To me, the systems experience in the room offered an implicit rebuttal to some of the inane criticism of node — criticism that essentially amounts to discrediting node merely because of its newness or its popularity. (And even more enlightened criticism ultimately disappoints with what essentially amounts to an attack on the basis of style, not substance.) To be sure, node is still a young technology, and there is much engineering work still to be done. (For a concrete example of this, see Paul‘s description of the SSL problem.) But with so much deep systems experience in the community — and with the healthy, collaborative vibe that was on display last night — it’s hard to be anything but optimistic!

Back when Solaris was initially open sourced, there was a conscious effort to be mindful of the experiences of other projects. In particular — even though it was somewhat of a paradox — it was understood how important it was for the community to have the power to fork the operating system. As I wrote in January, 2005:

If there’s one thing we’ve learned from watching Linux, it’s to not become forkophobic. Paradoxically, in an environment where forks are actively encouraged (e.g. Linux) forking seems to be less of a problem than in environments where forking is viewed as apostasy (e.g.
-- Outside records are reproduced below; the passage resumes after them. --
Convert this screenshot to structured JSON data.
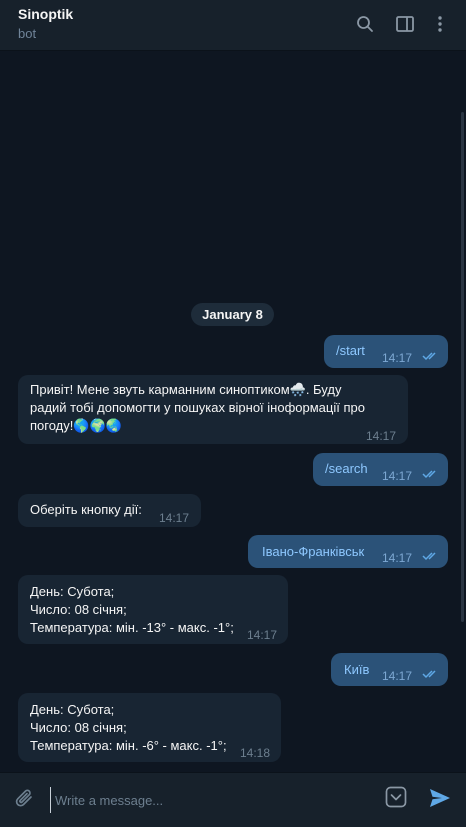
{
  "header": {
    "title": "Sinoptik",
    "subtitle": "bot"
  },
  "chat": {
    "date_label": "January 8",
    "messages": [
      {
        "direction": "out",
        "text": "/start",
        "time": "14:17"
      },
      {
        "direction": "in",
        "text": "Привіт! Мене звуть карманним синоптиком🌨️. Буду\nрадий тобі допомогти у пошуках вірної іноформації про\nпогоду!🌎🌍🌏",
        "time": "14:17"
      },
      {
        "direction": "out",
        "text": "/search",
        "time": "14:17"
      },
      {
        "direction": "in",
        "text": "Оберіть кнопку дії:",
        "time": "14:17"
      },
      {
        "direction": "out",
        "text": "Івано-Франківськ",
        "time": "14:17"
      },
      {
        "direction": "in",
        "text": "День: Субота;\nЧисло: 08 січня;\nТемпература: мін. -13° - макс. -1°;",
        "time": "14:17"
      },
      {
        "direction": "out",
        "text": "Київ",
        "time": "14:17"
      },
      {
        "direction": "in",
        "text": "День: Субота;\nЧисло: 08 січня;\nТемпература: мін. -6° - макс. -1°;",
        "time": "14:18"
      }
    ]
  },
  "composer": {
    "placeholder": "Write a message..."
  },
  "icons": {
    "search": "search-icon",
    "sidebar": "sidebar-toggle-icon",
    "menu": "more-vertical-icon",
    "attach": "paperclip-icon",
    "commands": "bot-commands-icon",
    "send": "send-icon",
    "read": "double-check-icon"
  },
  "colors": {
    "background": "#0e1621",
    "header": "#17212b",
    "incoming_bubble": "#182533",
    "outgoing_bubble": "#2b5278",
    "accent": "#5fa8e6"
  }
}
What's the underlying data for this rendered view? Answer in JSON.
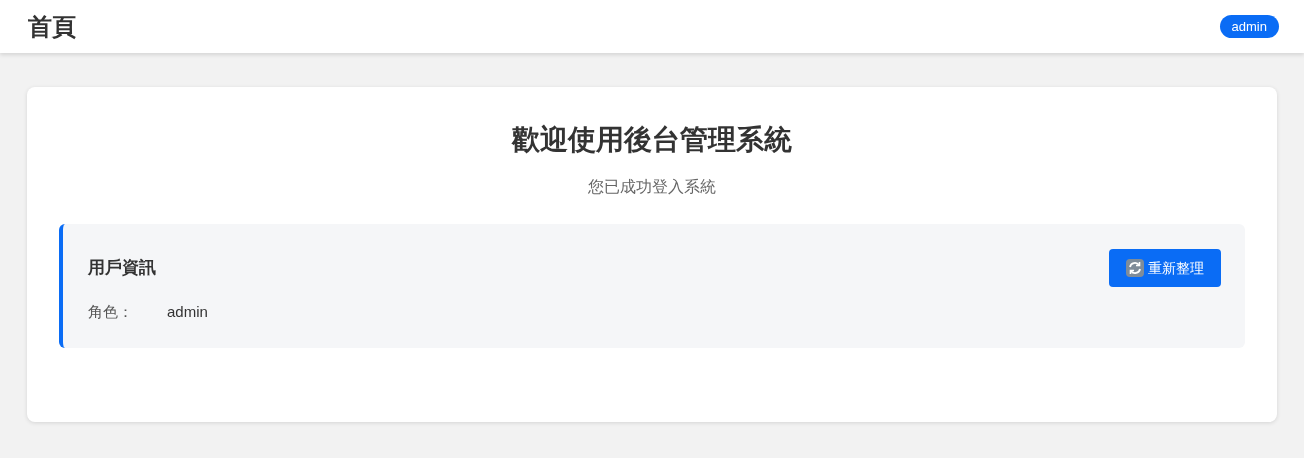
{
  "header": {
    "title": "首頁",
    "user_badge": "admin"
  },
  "welcome": {
    "title": "歡迎使用後台管理系統",
    "subtitle": "您已成功登入系統"
  },
  "user_info": {
    "title": "用戶資訊",
    "refresh_button": "重新整理",
    "fields": [
      {
        "label": "角色：",
        "value": "admin"
      }
    ]
  }
}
BSD).

Unfortunately — and now in hindsight — we know that OpenSolaris didn’t go far enough: even though the right to fork was understood, there was not enough attention paid to the power to fork. As a result, the operating system never quite got to being 100% open: there remained some annoying (but essential) little bits that could not be opened for one historical (i.e., legal) reason or another. When coupled with the fact that Sun historically had a monopoly or near-monopoly on Solaris engineering talent, the community was entirely deprived of the oxygen that it would have needed to exercise its right to fork.

But change is afoot: over the last six months, the monopoly over Solaris engineering talent has been broken. And now today, we as a community have turned an important corner with the announcement of the Illumos project. Thanks to the hard work of Garrett D’Amore and his band of co-conspirators, we have the beginning of open sourced variants of those final bits that will allow for not just the right but the power to fork. Not that anyone wants to set out to fork the system, of course, but that power is absolutely essential for the vitality of any open source community — and so will be for ours. Kudos to Garrett and crew; on behalf of all of us in the community, thank you!